Parksville resident Bill Fullerton, 64, recalls a time in his teens living in Bamfield when Basking sharks were plentiful and harpooned for sport.

“They were all over the place,” he says. “I harpooned one in Kelp Bay about four or five miles up the Alberni Inlet.”

Fullerton says the Basking sharks were considered a nuisance in the fishing industry because they would get caught up in gillnets causing considerable damage and expense.

“Not only would they tangle themselves in the nets but there is a slime on the surface of their skin that has an odour. The fish smell it and keep away

“The nets were 200 feet long or so stretched along the surface of the water. Boats were staggered all over the inlet,” says Fullerton.

The retired B.C. forestry worker describes how he and his friends would sneak up on groups of Basking sharks, named for their predilection to group together nearly motionless on the surface of shallower waters.

“They were very slow to react,” he says. “Four or five of us in speed boats would tie up to a 45 gallon drum. You’d motor up slowly at trolling speeds and get within five feet of them. I used a harpoon with an eight-foot shaft.”
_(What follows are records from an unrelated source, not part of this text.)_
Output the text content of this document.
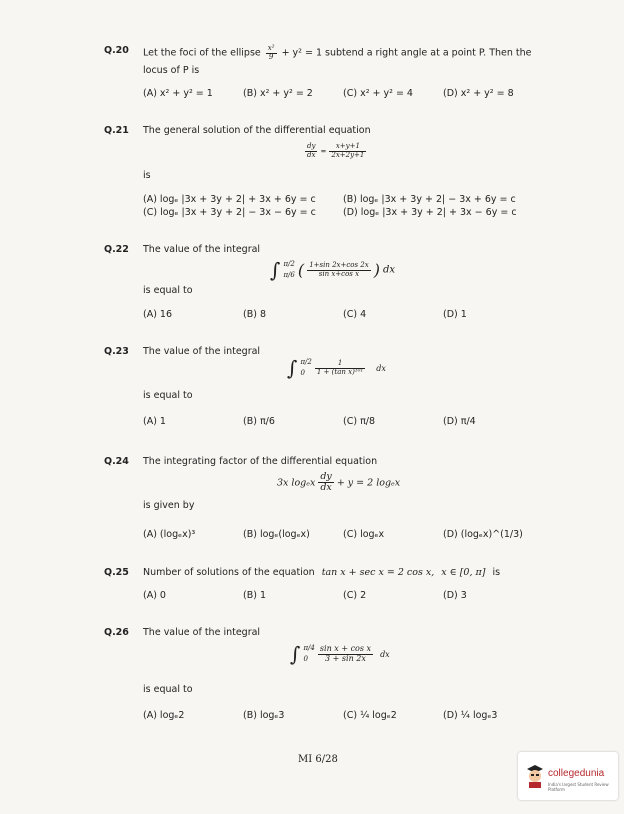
Q.20 Let the foci of the ellipse $\frac{\text{x²}}{9} + y^2 = 1$ subtend a right angle at a point P. Then the
locus of P is
(A) x² + y² = 1	(B) x² + y² = 2	(C) x² + y² = 4	(D) x² + y² = 8
Q.21 The general solution of the differential equation
$\frac{dy}{dx} = \frac{x+y+1}{2x+2y+1}$
is
(A) logₑ |3x + 3y + 2| + 3x + 6y = c	(B) logₑ |3x + 3y + 2| − 3x + 6y = c
(C) logₑ |3x + 3y + 2| − 3x − 6y = c	(D) logₑ |3x + 3y + 2| + 3x − 6y = c
Q.22 The value of the integral
∫ π/2
π/6 ( $\frac{1+\sin 2x+\cos 2x}{\text{sin x+cos x}}$ ) dx
is equal to
(A) 16	(B) 8	(C) 4	(D) 1
Q.23 The value of the integral
∫ π/2
0
	$\frac{1}{\text{1 + (tan x)¹⁰¹}}$ dx
is equal to
(A) 1	(B) π/6	(C) π/8	(D) π/4
Q.24 The integrating factor of the differential equation
3x logₑx $\frac{dy}{dx} + y = 2$ logₑx
is given by
(A) (logₑx)³	(B) logₑ(logₑx)	(C) logₑx	(D) (logₑx)^(1/3)
Q.25 Number of solutions of the equation tan x + sec x = 2 cos x, x ∈ [0, π] is
(A) 0	(B) 1	(C) 2	(D) 3
Q.26 The value of the integral
∫ π/4
0
	$\frac{\text{sin x + cos x}}{3 + \sin 2x}$ dx
is equal to
(A) logₑ2	(B) logₑ3	(C) ¼ logₑ2	(D) ¼ logₑ3
MI 6/28
collegedunia
India's largest Student Review Platform
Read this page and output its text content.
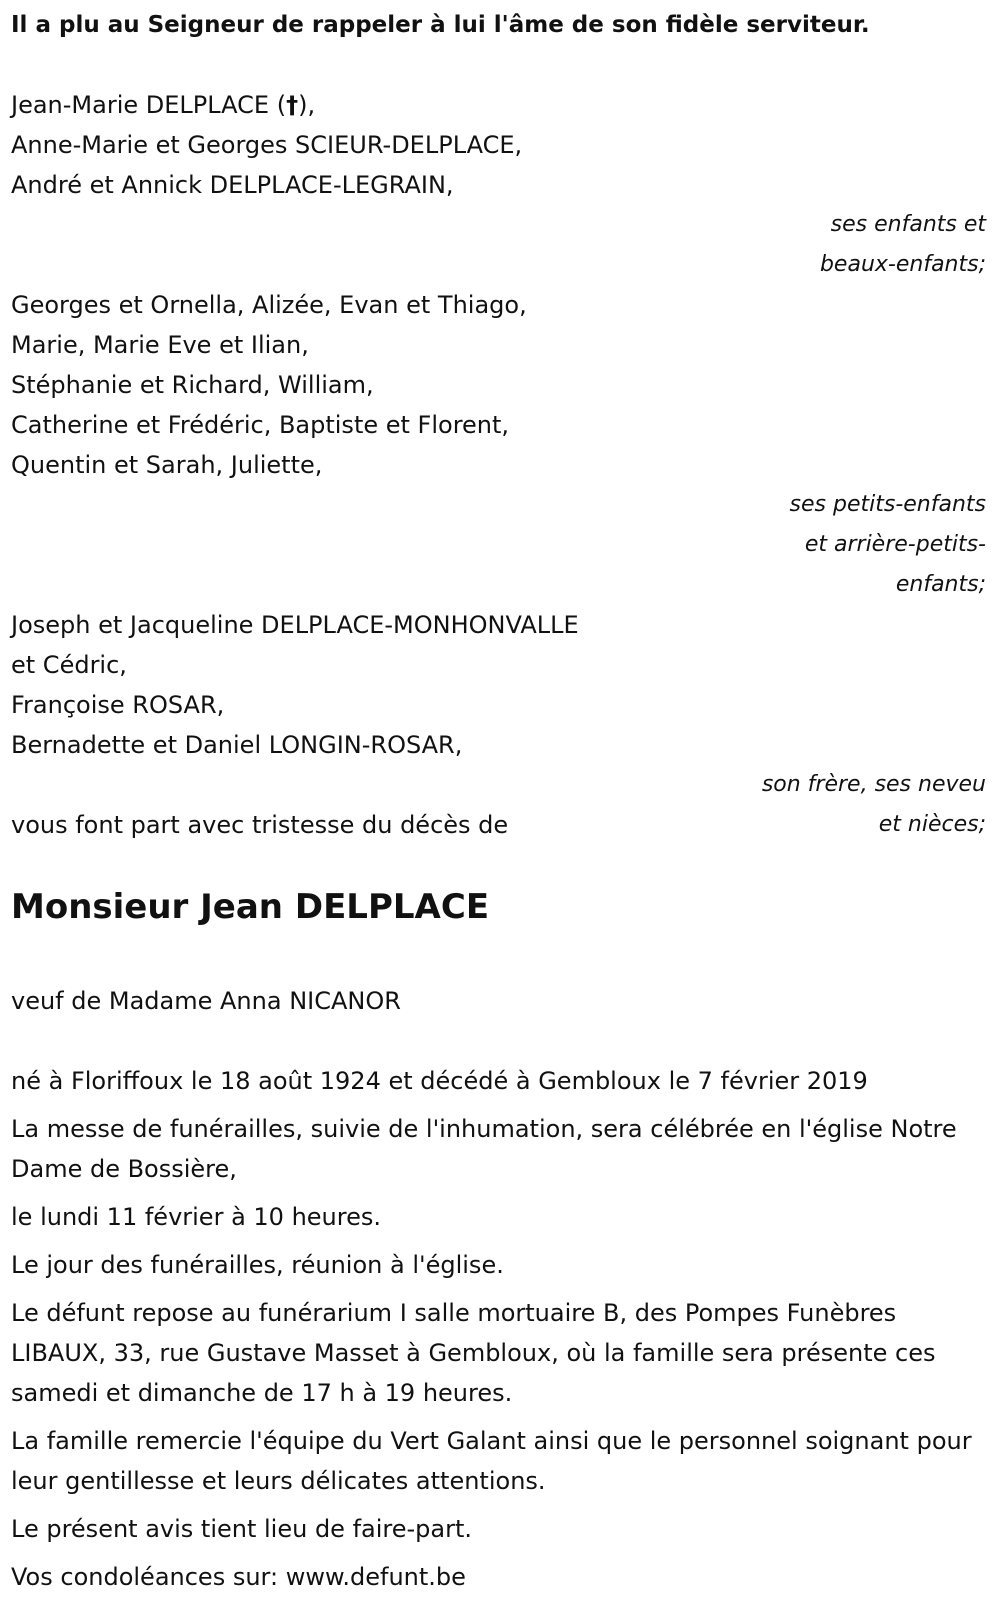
Il a plu au Seigneur de rappeler à lui l'âme de son fidèle serviteur.
Jean-Marie DELPLACE (†),
Anne-Marie et Georges SCIEUR-DELPLACE,
André et Annick DELPLACE-LEGRAIN,
ses enfants et
beaux-enfants;
Georges et Ornella, Alizée, Evan et Thiago,
Marie, Marie Eve et Ilian,
Stéphanie et Richard, William,
Catherine et Frédéric, Baptiste et Florent,
Quentin et Sarah, Juliette,
ses petits-enfants
et arrière-petits-
enfants;
Joseph et Jacqueline DELPLACE-MONHONVALLE
et Cédric,
Françoise ROSAR,
Bernadette et Daniel LONGIN-ROSAR,
vous font part avec tristesse du décès de
son frère, ses neveu
et nièces;
Monsieur Jean DELPLACE
veuf de Madame Anna NICANOR
né à Floriffoux le 18 août 1924 et décédé à Gembloux le 7 février 2019
La messe de funérailles, suivie de l'inhumation, sera célébrée en l'église Notre Dame de Bossière,
le lundi 11 février à 10 heures.
Le jour des funérailles, réunion à l'église.
Le défunt repose au funérarium I salle mortuaire B, des Pompes Funèbres LIBAUX, 33, rue Gustave Masset à Gembloux, où la famille sera présente ces samedi et dimanche de 17 h à 19 heures.
La famille remercie l'équipe du Vert Galant ainsi que le personnel soignant pour leur gentillesse et leurs délicates attentions.
Le présent avis tient lieu de faire-part.
Vos condoléances sur: www.defunt.be
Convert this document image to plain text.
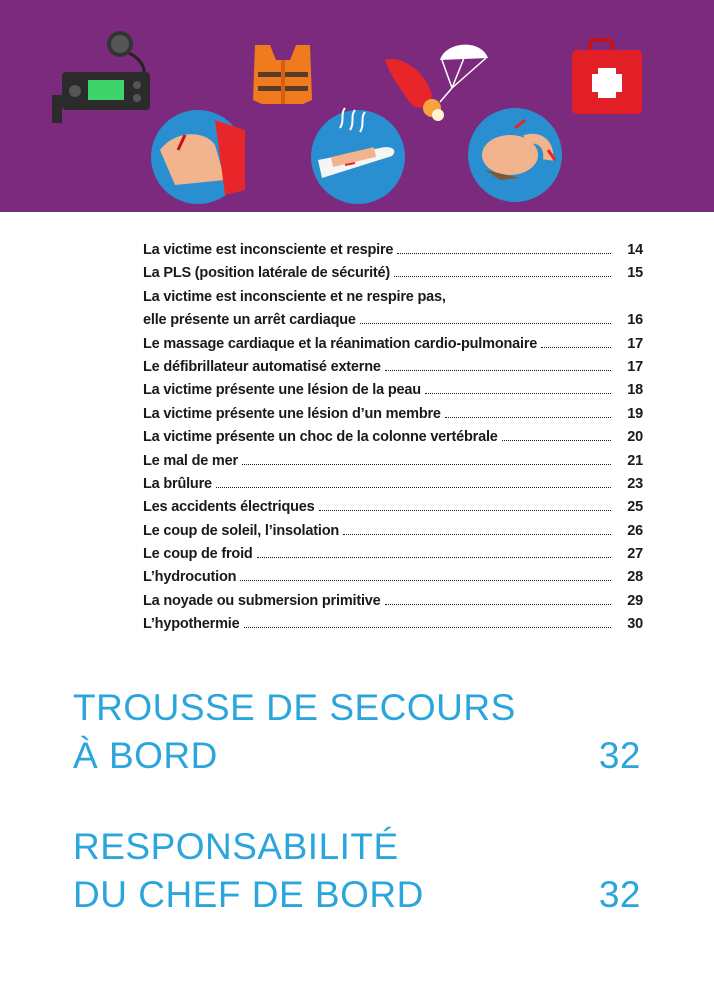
La victime est inconsciente et respire	14
La PLS (position latérale de sécurité)	15
La victime est inconsciente et ne respire pas,
elle présente un arrêt cardiaque	16
Le massage cardiaque et la réanimation cardio-pulmonaire	17
Le défibrillateur automatisé externe	17
La victime présente une lésion de la peau	18
La victime présente une lésion d’un membre	19
La victime présente un choc de la colonne vertébrale	20
Le mal de mer	21
La brûlure	23
Les accidents électriques	25
Le coup de soleil, l’insolation	26
Le coup de froid	27
L’hydrocution	28
La noyade ou submersion primitive	29
L’hypothermie	30
TROUSSE DE SECOURS
À BORD	32
RESPONSABILITÉ
DU CHEF DE BORD	32
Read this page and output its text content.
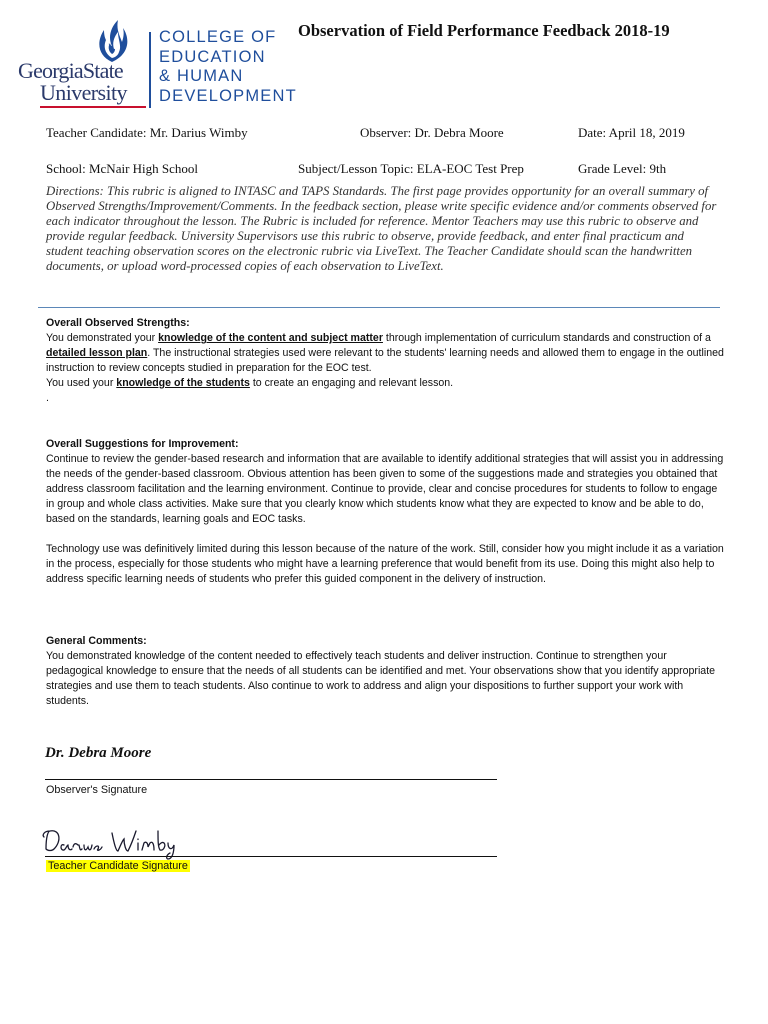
GeorgiaState
University
COLLEGE OF
EDUCATION
& HUMAN
DEVELOPMENT
Observation of Field Performance Feedback 2018-19
Teacher Candidate: Mr. Darius Wimby	Observer: Dr. Debra Moore	Date: April 18, 2019
School: McNair High School	Subject/Lesson Topic: ELA-EOC Test Prep	Grade Level: 9th
Directions: This rubric is aligned to INTASC and TAPS Standards. The first page provides opportunity for an overall summary of Observed Strengths/Improvement/Comments. In the feedback section, please write specific evidence and/or comments observed for each indicator throughout the lesson. The Rubric is included for reference. Mentor Teachers may use this rubric to observe and provide regular feedback. University Supervisors use this rubric to observe, provide feedback, and enter final practicum and student teaching observation scores on the electronic rubric via LiveText. The Teacher Candidate should scan the handwritten documents, or upload word-processed copies of each observation to LiveText.

Overall Observed Strengths:

You demonstrated your knowledge of the content and subject matter through implementation of curriculum standards and construction of a detailed lesson plan. The instructional strategies used were relevant to the students' learning needs and allowed them to engage in the outlined instruction to review concepts studied in preparation for the EOC test.

You used your knowledge of the students to create an engaging and relevant lesson.

.

Overall Suggestions for Improvement:

Continue to review the gender-based research and information that are available to identify additional strategies that will assist you in addressing the needs of the gender-based classroom. Obvious attention has been given to some of the suggestions made and strategies you obtained that address classroom facilitation and the learning environment. Continue to provide, clear and concise procedures for students to follow to engage in group and whole class activities. Make sure that you clearly know which students know what they are expected to know and be able to do, based on the standards, learning goals and EOC tasks.

Technology use was definitively limited during this lesson because of the nature of the work. Still, consider how you might include it as a variation in the process, especially for those students who might have a learning preference that would benefit from its use. Doing this might also help to address specific learning needs of students who prefer this guided component in the delivery of instruction.

General Comments:

You demonstrated knowledge of the content needed to effectively teach students and deliver instruction. Continue to strengthen your pedagogical knowledge to ensure that the needs of all students can be identified and met. Your observations show that you identify appropriate strategies and use them to teach students. Also continue to work to address and align your dispositions to further support your work with students.

Dr. Debra Moore
Observer's Signature
Teacher Candidate Signature
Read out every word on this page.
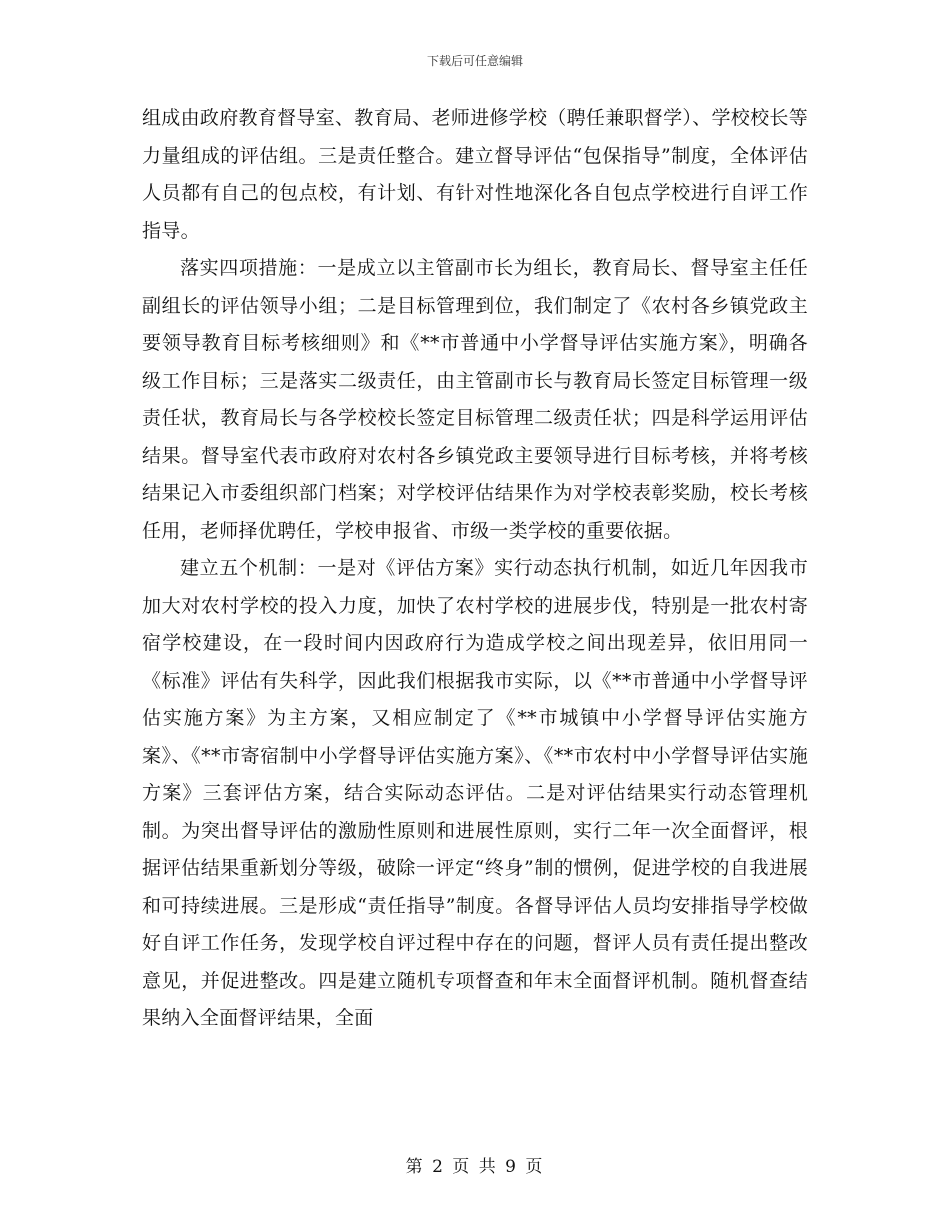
下载后可任意编辑

组成由政府教育督导室、教育局、老师进修学校（聘任兼职督学）、学校校长等力量组成的评估组。三是责任整合。建立督导评估“包保指导”制度，全体评估人员都有自己的包点校，有计划、有针对性地深化各自包点学校进行自评工作指导。

落实四项措施：一是成立以主管副市长为组长，教育局长、督导室主任任副组长的评估领导小组；二是目标管理到位，我们制定了《农村各乡镇党政主要领导教育目标考核细则》和《**市普通中小学督导评估实施方案》，明确各级工作目标；三是落实二级责任，由主管副市长与教育局长签定目标管理一级责任状，教育局长与各学校校长签定目标管理二级责任状；四是科学运用评估结果。督导室代表市政府对农村各乡镇党政主要领导进行目标考核，并将考核结果记入市委组织部门档案；对学校评估结果作为对学校表彰奖励，校长考核任用，老师择优聘任，学校申报省、市级一类学校的重要依据。

建立五个机制：一是对《评估方案》实行动态执行机制，如近几年因我市加大对农村学校的投入力度，加快了农村学校的进展步伐，特别是一批农村寄宿学校建设，在一段时间内因政府行为造成学校之间出现差异，依旧用同一《标准》评估有失科学，因此我们根据我市实际，以《**市普通中小学督导评估实施方案》为主方案，又相应制定了《**市城镇中小学督导评估实施方案》、《**市寄宿制中小学督导评估实施方案》、《**市农村中小学督导评估实施方案》三套评估方案，结合实际动态评估。二是对评估结果实行动态管理机制。为突出督导评估的激励性原则和进展性原则，实行二年一次全面督评，根据评估结果重新划分等级，破除一评定“终身”制的惯例，促进学校的自我进展和可持续进展。三是形成“责任指导”制度。各督导评估人员均安排指导学校做好自评工作任务，发现学校自评过程中存在的问题，督评人员有责任提出整改意见，并促进整改。四是建立随机专项督查和年末全面督评机制。随机督查结果纳入全面督评结果，全面

第 2 页 共 9 页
Fullerton says that once a shark was hit the point of the harpoon was designed to turn at a 90-degree angle, biting into the flesh and creating an anchor.

“There would be a tug of war for a while,” he says. “If there was no pull in either direction you knew he might be coming towards you.

“We more or less never used any part of them,” adds Fullerton.

While it may sound barbaric in the modern day parlance of conservation and eco-tourism, such methods aimed at eradicating the shark population were encouraged at the time.

Wallace and Gisborne’s book documents a media fed frenzy of antagonism towards the sharks with articles such as a front page Victoria Times feature in 1955 with a photo caption that read:

“This is a basking shark, basking and leering. But the smirk will soon be wiped off its ugly face by the fisheries department, which is cutting numerous sharks down to size.”

Indeed Fisheries Canada was complicit in the sharks’ eventual eradication, designing a cutting blade that was placed on the bow of the Comox Post patrol vessel. Sharks cruising obliviously on the surface would be cut in half.

“That was the main slaughter technique,” says Wallace. “They weren’t thinking the same way then.

“I’d say we still do things that are equally as wrong although the visuals aren’t so gross,” he continues citing deep-sea bottom trawling, with its unselective destruction of marine habitat, as but one example of environmental degradation occurring just under the wider public’s radar.

There is some hope for the remaining few sharks that might be left in local waters though it is almost certainly too little, too late.

The federal government, Wallace says, “will review the report I’ve written for them. I imagine the Basking shark will be listed as an endangered species.”